10.   And last but not least, Blackouts are in, water is out: Well, we did not have a blackout during the HIMSS meeting, but when I checked in at my hotel on Sunday morning there was no water. It took a few hours for the water to be back up and running, but then it was not safe to drink the water for another two days. The worst thing was that all of the coffee shops were not serving any fresh brewed drinks either. So, for the StarBucks addicts, including myself, it took some getting used to running on a low-caffeine diet. The official explanation of the event was that the power problem was caused by a fire at a sub-station. I think it was good old Voodoo telling all those high-tech professionals to make sure that we are not going to be too dependent on high-tech and making sure we always have a back-up (fresh water bottles in this particular example).

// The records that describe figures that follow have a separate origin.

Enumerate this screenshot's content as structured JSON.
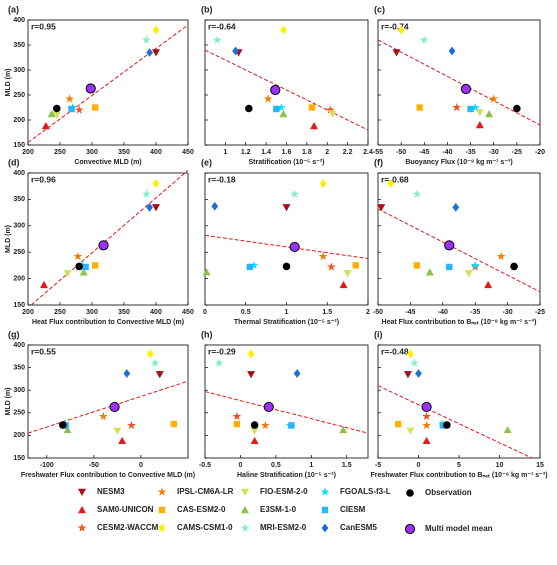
{
  "chart_data": [
    {
      "type": "scatter",
      "label": "(a)",
      "r": "r=0.95",
      "xlabel": "Convective MLD (m)",
      "ylabel": "MLD (m)",
      "xlim": [
        200,
        450
      ],
      "xticks": [
        200,
        250,
        300,
        350,
        400,
        450
      ],
      "ylim": [
        150,
        400
      ],
      "yticks": [
        150,
        200,
        250,
        300,
        350,
        400
      ],
      "x": [
        400,
        228,
        280,
        265,
        305,
        400,
        245,
        237,
        385,
        270,
        268,
        390,
        245,
        298
      ],
      "y": [
        335,
        188,
        220,
        242,
        225,
        380,
        210,
        212,
        360,
        225,
        222,
        335,
        223,
        263
      ],
      "fit_line": {
        "x": [
          200,
          450
        ],
        "y": [
          155,
          390
        ]
      }
    },
    {
      "type": "scatter",
      "label": "(b)",
      "r": "r=-0.64",
      "xlabel": "Stratification (10⁻⁵ s⁻²)",
      "xlim": [
        0.8,
        2.4
      ],
      "xticks": [
        1,
        1.2,
        1.4,
        1.6,
        1.8,
        2,
        2.2,
        2.4
      ],
      "ylim": [
        150,
        400
      ],
      "yticks": [
        150,
        200,
        250,
        300,
        350,
        400
      ],
      "x": [
        1.13,
        1.87,
        2.03,
        1.42,
        1.85,
        1.57,
        2.05,
        1.57,
        0.92,
        1.55,
        1.5,
        1.1,
        1.23,
        1.49
      ],
      "y": [
        335,
        188,
        220,
        242,
        225,
        380,
        213,
        212,
        360,
        225,
        222,
        338,
        223,
        260
      ],
      "fit_line": {
        "x": [
          0.8,
          2.4
        ],
        "y": [
          340,
          180
        ]
      }
    },
    {
      "type": "scatter",
      "label": "(c)",
      "r": "r=-0.74",
      "xlabel": "Buoyancy Flux (10⁻⁸ kg m⁻¹ s⁻³)",
      "xlim": [
        -55,
        -20
      ],
      "xticks": [
        -55,
        -50,
        -45,
        -40,
        -35,
        -30,
        -25,
        -20
      ],
      "ylim": [
        150,
        400
      ],
      "yticks": [
        150,
        200,
        250,
        300,
        350,
        400
      ],
      "x": [
        -51,
        -33,
        -38,
        -30,
        -46,
        -50,
        -33,
        -31,
        -45,
        -34,
        -35,
        -39,
        -25,
        -36
      ],
      "y": [
        335,
        190,
        225,
        242,
        225,
        380,
        215,
        212,
        360,
        225,
        222,
        338,
        223,
        262
      ],
      "fit_line": {
        "x": [
          -55,
          -20
        ],
        "y": [
          360,
          190
        ]
      }
    },
    {
      "type": "scatter",
      "label": "(d)",
      "r": "r=0.96",
      "xlabel": "Heat Flux contribution to Convective MLD (m)",
      "ylabel": "MLD (m)",
      "xlim": [
        200,
        450
      ],
      "xticks": [
        200,
        250,
        300,
        350,
        400,
        450
      ],
      "ylim": [
        150,
        400
      ],
      "yticks": [
        150,
        200,
        250,
        300,
        350,
        400
      ],
      "x": [
        400,
        225,
        280,
        278,
        305,
        400,
        262,
        287,
        385,
        285,
        290,
        390,
        280,
        318
      ],
      "y": [
        335,
        188,
        222,
        242,
        225,
        380,
        210,
        212,
        360,
        225,
        222,
        335,
        223,
        263
      ],
      "fit_line": {
        "x": [
          205,
          450
        ],
        "y": [
          150,
          405
        ]
      }
    },
    {
      "type": "scatter",
      "label": "(e)",
      "r": "r=-0.18",
      "xlabel": "Thermal Stratification (10⁻⁵ s⁻²)",
      "xlim": [
        0,
        2
      ],
      "xticks": [
        0,
        0.5,
        1,
        1.5,
        2
      ],
      "ylim": [
        150,
        400
      ],
      "yticks": [
        150,
        200,
        250,
        300,
        350,
        400
      ],
      "x": [
        1.0,
        1.7,
        1.55,
        1.45,
        1.85,
        1.45,
        1.75,
        0.02,
        1.1,
        0.6,
        0.55,
        0.12,
        1.0,
        1.1
      ],
      "y": [
        335,
        188,
        222,
        242,
        225,
        380,
        210,
        212,
        360,
        225,
        222,
        337,
        223,
        260
      ],
      "fit_line": {
        "x": [
          0,
          2
        ],
        "y": [
          282,
          238
        ]
      }
    },
    {
      "type": "scatter",
      "label": "(f)",
      "r": "r=-0.68",
      "xlabel": "Heat Flux contribution to Bₙₑₜ (10⁻⁸ kg m⁻¹ s⁻³)",
      "xlim": [
        -50,
        -25
      ],
      "xticks": [
        -50,
        -45,
        -40,
        -35,
        -30,
        -25
      ],
      "ylim": [
        150,
        400
      ],
      "yticks": [
        150,
        200,
        250,
        300,
        350,
        400
      ],
      "x": [
        -49.5,
        -33,
        -35,
        -31,
        -44,
        -48,
        -36,
        -42,
        -44,
        -35,
        -39,
        -38,
        -29,
        -39
      ],
      "y": [
        335,
        188,
        222,
        242,
        225,
        380,
        210,
        212,
        360,
        225,
        222,
        335,
        223,
        263
      ],
      "fit_line": {
        "x": [
          -50,
          -25
        ],
        "y": [
          332,
          175
        ]
      }
    },
    {
      "type": "scatter",
      "label": "(g)",
      "r": "r=0.55",
      "xlabel": "Freshwater Flux contribution to Convective MLD (m)",
      "ylabel": "MLD (m)",
      "xlim": [
        -120,
        50
      ],
      "xticks": [
        -100,
        -50,
        0
      ],
      "ylim": [
        150,
        400
      ],
      "yticks": [
        150,
        200,
        250,
        300,
        350,
        400
      ],
      "x": [
        20,
        -20,
        -10,
        -40,
        35,
        10,
        -25,
        -78,
        15,
        -80,
        -80,
        -15,
        -83,
        -28
      ],
      "y": [
        335,
        188,
        222,
        242,
        225,
        380,
        210,
        212,
        360,
        225,
        222,
        337,
        223,
        263
      ],
      "fit_line": {
        "x": [
          -120,
          50
        ],
        "y": [
          205,
          320
        ]
      }
    },
    {
      "type": "scatter",
      "label": "(h)",
      "r": "r=-0.29",
      "xlabel": "Haline Stratification (10⁻⁵ s⁻²)",
      "xlim": [
        -0.5,
        1.8
      ],
      "xticks": [
        -0.5,
        0,
        0.5,
        1,
        1.5
      ],
      "ylim": [
        150,
        400
      ],
      "yticks": [
        150,
        200,
        250,
        300,
        350,
        400
      ],
      "x": [
        0.15,
        0.2,
        -0.05,
        0.35,
        -0.05,
        0.15,
        0.2,
        1.45,
        -0.3,
        0.7,
        0.72,
        0.8,
        0.2,
        0.4
      ],
      "y": [
        335,
        188,
        242,
        222,
        225,
        380,
        210,
        212,
        360,
        222,
        222,
        337,
        223,
        263
      ],
      "fit_line": {
        "x": [
          -0.5,
          1.8
        ],
        "y": [
          297,
          205
        ]
      }
    },
    {
      "type": "scatter",
      "label": "(i)",
      "r": "r=-0.48",
      "xlabel": "Freshwater Flux contribution to Bₙₑₜ (10⁻⁸ kg m⁻¹ s⁻³)",
      "xlim": [
        -5,
        15
      ],
      "xticks": [
        -5,
        0,
        5,
        10,
        15
      ],
      "ylim": [
        150,
        400
      ],
      "yticks": [
        150,
        200,
        250,
        300,
        350,
        400
      ],
      "x": [
        -1.3,
        1,
        1,
        1,
        -2.5,
        -1,
        -1,
        11,
        -0.5,
        3,
        3,
        0,
        3.5,
        1
      ],
      "y": [
        335,
        188,
        242,
        222,
        225,
        380,
        210,
        212,
        360,
        225,
        222,
        337,
        223,
        263
      ],
      "fit_line": {
        "x": [
          -5,
          14
        ],
        "y": [
          310,
          150
        ]
      }
    }
  ],
  "legend": [
    {
      "name": "NESM3",
      "color": "#a50f15",
      "marker": "tri-down"
    },
    {
      "name": "SAM0-UNICON",
      "color": "#e31a1c",
      "marker": "tri-up"
    },
    {
      "name": "CESM2-WACCM",
      "color": "#f4511e",
      "marker": "star"
    },
    {
      "name": "IPSL-CM6A-LR",
      "color": "#f57c00",
      "marker": "star"
    },
    {
      "name": "CAS-ESM2-0",
      "color": "#ffb000",
      "marker": "square"
    },
    {
      "name": "CAMS-CSM1-0",
      "color": "#ffee00",
      "marker": "diamond"
    },
    {
      "name": "FIO-ESM-2-0",
      "color": "#d4e157",
      "marker": "tri-down"
    },
    {
      "name": "E3SM-1-0",
      "color": "#8bc34a",
      "marker": "tri-up"
    },
    {
      "name": "MRI-ESM2-0",
      "color": "#7ff0c8",
      "marker": "star"
    },
    {
      "name": "FGOALS-f3-L",
      "color": "#00e5ff",
      "marker": "star"
    },
    {
      "name": "CIESM",
      "color": "#29b6f6",
      "marker": "square"
    },
    {
      "name": "CanESM5",
      "color": "#1e6fd9",
      "marker": "diamond"
    },
    {
      "name": "Observation",
      "color": "#000000",
      "marker": "circle"
    },
    {
      "name": "Multi model mean",
      "color": "#9b30ff",
      "marker": "circle-edge"
    }
  ]
}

In conclusion, HIMSS 2013 was a blast, Orlando next year will definitely not have the same ambiance, we will miss the jazz and good food. There were no spectacular new products and services that I saw, but more of a continuation of the massive effort to implement EMR’s that have decent usability and make sense of all the information overload we are creating. We’ll see whether there are going to be some more intelligent solutions next year to deal with this.